Oleh karena itu bijak-bijaklah untuk mempertimbangkan.Saya sih tidak merekomendasikan putus, karena hal itu dapat mematahkan hati seseorang, dan rasanya itu sakit. Lebih baik dikomunikasikan, siapa tahu malah bisa menghangatkan kembali hubungan yang terlanjur dingin. Diri kalianlah yang tahu mana yang terbaik, tak ada satu resep jitupun tentang bagaimana harus menyikapi hal ini.
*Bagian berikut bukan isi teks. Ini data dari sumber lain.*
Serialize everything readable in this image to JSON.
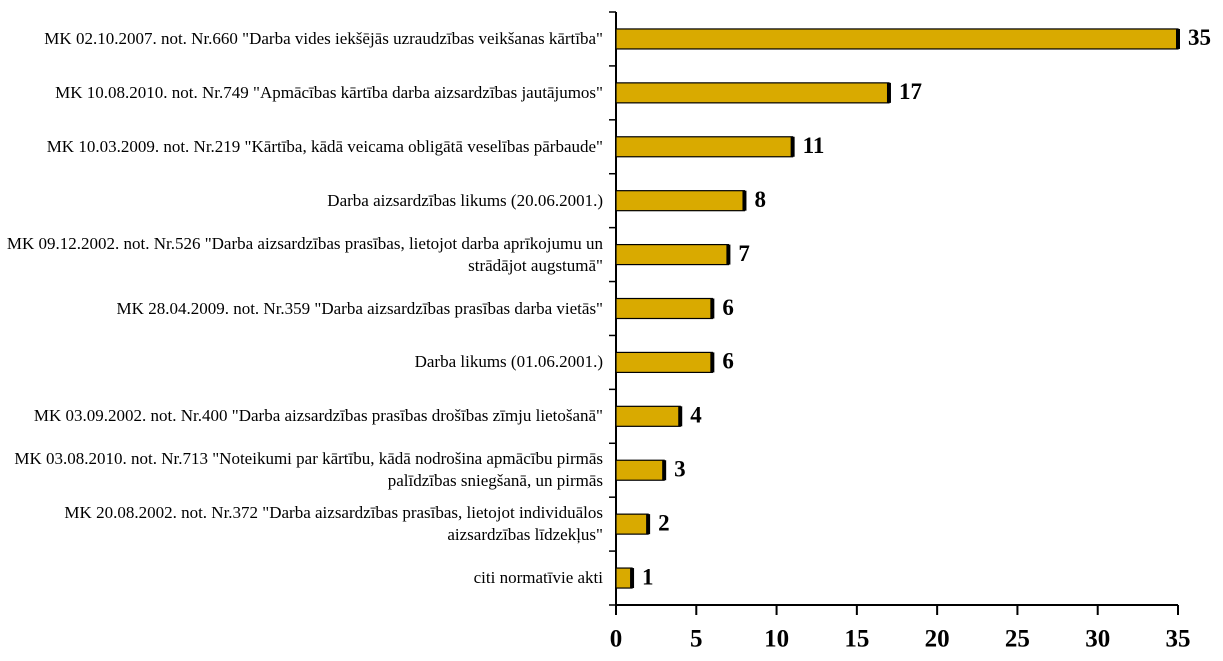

Karena hubungan itu bukan makanan yang pasti resepnya.Ini soal pertimbangan, karena kita masing-masinglah yang akan menjalaninya.
Ketiga, Hal yang tak kalah pentingnya adalah jangan terjebak kenangan.Banyak dari kawula muda yang berat untuk memutuskan sebuah hubungan bukan karena masih cinta, melainkan karena merasa berat melepaskan kenangan yang pernah dilalui bersama.Kenangan tidak bisa jadi dasar yang kokoh dalam sebuah hubungan jika tidak ada rasa cinta.
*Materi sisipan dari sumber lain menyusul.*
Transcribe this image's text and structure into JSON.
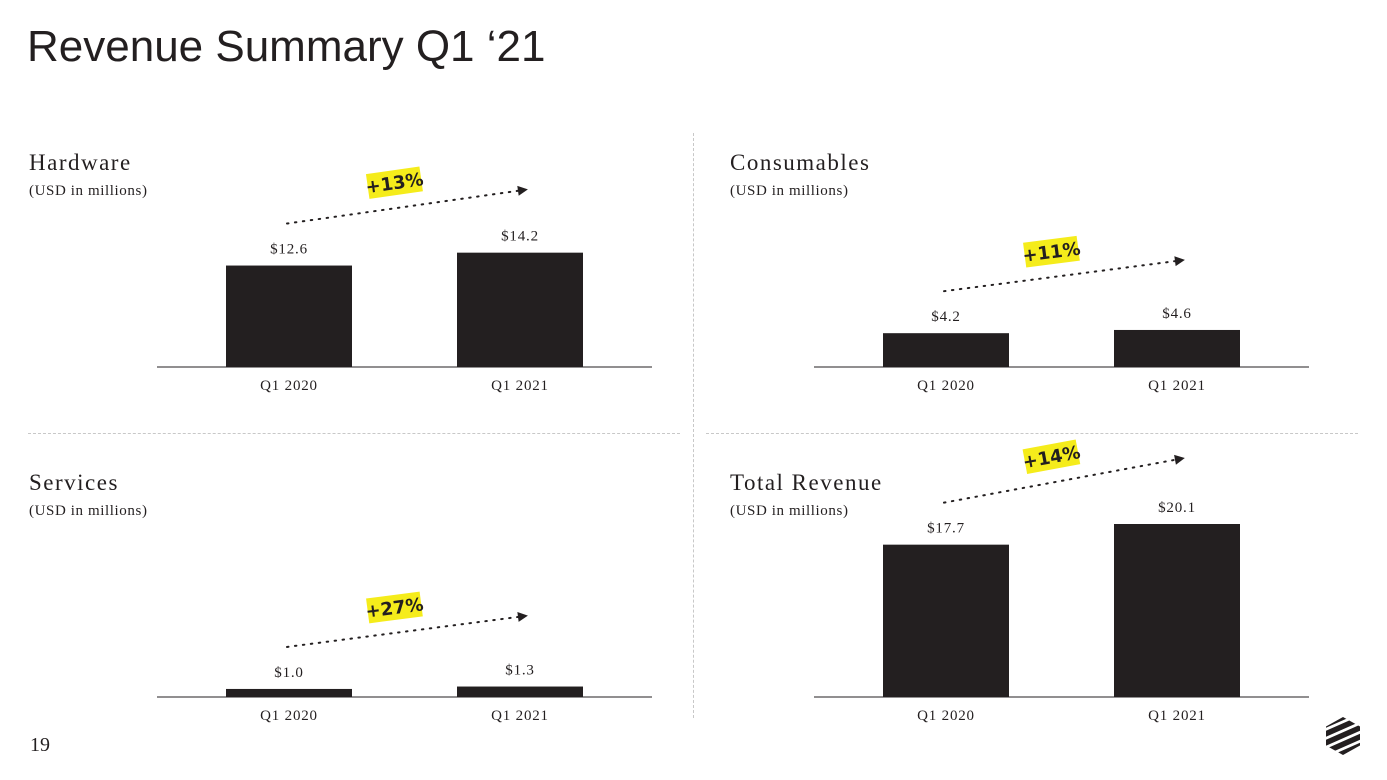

Kenangan hanya bisa mempererat dan memperkaya nilai sebuah hubungan, oleh karena itu penting untuk memastikan, kita mencintai dia atau hanya sekedar takut sendiri, takut menjomblo hingga takut tidak ada yang memperhatikan?
Keempat, Relakan dia. Hal ini tidak mudah, namun jika kita memang tak seratus persen mencintai dia,I love you full, sudah lepaskan saja.Bukan hanya dia yang nanti menderita, tapi kita juga.
Mungkin diluar sana ada seseorang yang bakal membahagiakan dan sangat mencintainya namun terhalang karena kita tidak rela melepaskanya, demikian pun sebaliknya mungkin diluar sana ada seseorang yang memang jodoh terbaik untuk kita namun tak tergapai karena kita memaksakan hubungan dengan seseorang yang perasaan terhadapnya masih kita ragukan.Lakukanlah cara yang benar bukan cara yang mudah.
Kelima, Lakukan sekarang jangan sampai terlambat. Saya sebenarnya lebih tertarik pada pencegahan,maksudnya lebih baik selidiki dulu sebelum memilih pasangan dari pada pacaran dulu baru menyelidiki. (baca disini:Tips Memilih Pasangan Sejati Untuk Para Lajang Agar Anda Bahagia) Sudahlah tak usah coba-coba, mending yakinkan dulu diri apakah dia memang tipe yang kita inginkan atau bukan, berteman saja dulu tak usah buru-buru.
Tak ada yang melarang pacaran, tapi setelah jalan beberapa waktu sebaiknya pastikan mau dibawa kemanakah hubungan tersebut.Jangan sampai pacaran lama tapi ternyata masih ragu-ragu, tapi ketika putus malah tidak terima.
Saya membagikan kisah kawan saya ini agar dapat jadi pelajaran bagi kita kawula muda. Saat kita menangis karena diputusin kekasih, itu karena memang cinta sama dia atau cuman karena nggak terima diputusin. haha ribet ya.